7.09.2024

Umudu Eskişehir’den doğurmak...

Umudu ayakta alkışlamak... Komünist Osman filminin gösterimi yeni bitmiş, seyrciler ayakta, Dikili Belediye E.Başkanı Osman Özgüven’i alkışlıyor.

Bunun gizi ne?  

Umut kuşkusuz ama bir değişimin mümkün olduğunu görmeleri...

İş, yerel yöneticinin dünyaya bakışında düğümlü.  Yasa ve kuralları esnetilecek, bütün bu işler  insanların  gönenci için yapıldığı bilinecek.

1984-2013 yılları arasında, 4 dönem belediye başkanlığı yapan  Osman Özgüven, barış / gönenç / dostluk / yaşanır bir gezegen yaratmak adına örnek bir insandı.  

Gökmen Ulu’nun çektiği bu belgesel, dilerim  Antalya Altın Portakal Festivali’nde ödül alır, olay daha da yankılanır.

Umudu üretmek... Yılmaz Büyükerşen  hocanın 25 kesintisiz Eskişehir Belediye  Başkanlığının  belgeselini yapan  Nurgül Bayram, kaydın sonunu  ‘’Bir Şarkısın Sen, Ömür Boyu Sürecek şarkısıyla taçlandırıyordu.

Büyükerşen sonrası zor...

Seçim kampanyasını  ‘’Haydi Eskişehir Olalım‘’ sloganıyla yürüten  Ayşe  Ünlüce’nin seçim öncesi  2024-2029 Dengeli Kalkınma Modeli açıklayabilmesi, bu ‘’zor’’u bozacağı, işe, kaldığı yerden, aynı dinamizmle sürdüreceğini anlatıyor.

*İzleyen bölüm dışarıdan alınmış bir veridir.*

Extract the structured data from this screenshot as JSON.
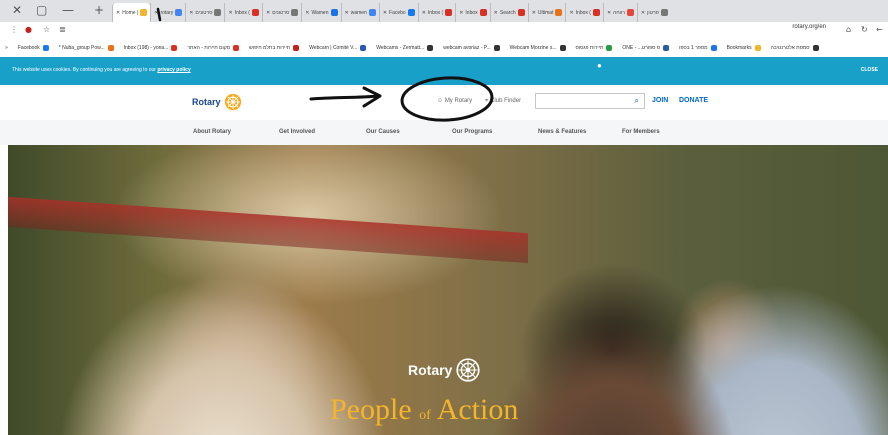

Yeni Aşevi’nden Yeşil Enerji Kooperatifi’ne, Güvenli Yuvalar’dan Karavan Park Alanı’na, toplamda 80 proje,  yaşanabilir bir kentin  nasıl mümkün olduğunu anlatıyor. 

Yılmaz hocanın sevdiği deyimle Şehirse Eskişehir’in Türkiye için model örnekler üretmeye devam edeceğini görüyorum.

Umudun kütüğüne başvurmak:  Umudun kütüğünü bu topraklarda Yaşar Kemal tutmuştur. Ustanın 57 eserini, 57 minyatürle canlandıran  ve bu eserleri şu sıralarda skişehir’de sergileyen sanatçı Dr. Figen Gürsoy’un sözlerini kullanayım:

-Kendi deneyimimden  biliyorum ki, bir Yaşar Kemal  kitabını okuyanın dünyayı algısı, yaşama bakışı gelişir, farklılaşır. Ben Yaşar Kemal‘in barış,umut ve sevgi içeren cümleleri ile güçlendiğimi duyumsarım.

Yazar Nedim Atilla dostumun güzel ifadesiyle ‘’İzmir’den Eskişehir’e bu kültür köprüsü benzersiz bir seçki’’ile karşı karşıyayız.

Sergiye  girişte asılı olan  ‘’Tamamlanması yoğun bir çalışmayla  toplam dört yıl süren bu özgün serinin, izleyecek olanlara Yaşar Kemal  hazinesinden okuyarak beslenmek , aydınlanmak, umutlanmak, güçlenmek adına ilham verici olmasını diliyorum‘’ sözleri, umudun önce ‘’düş’’, sonra da bu yaşam serüvenimizde bir ‘’eylem’’ gerektirdiğini  söylemiş olmuyor mu?               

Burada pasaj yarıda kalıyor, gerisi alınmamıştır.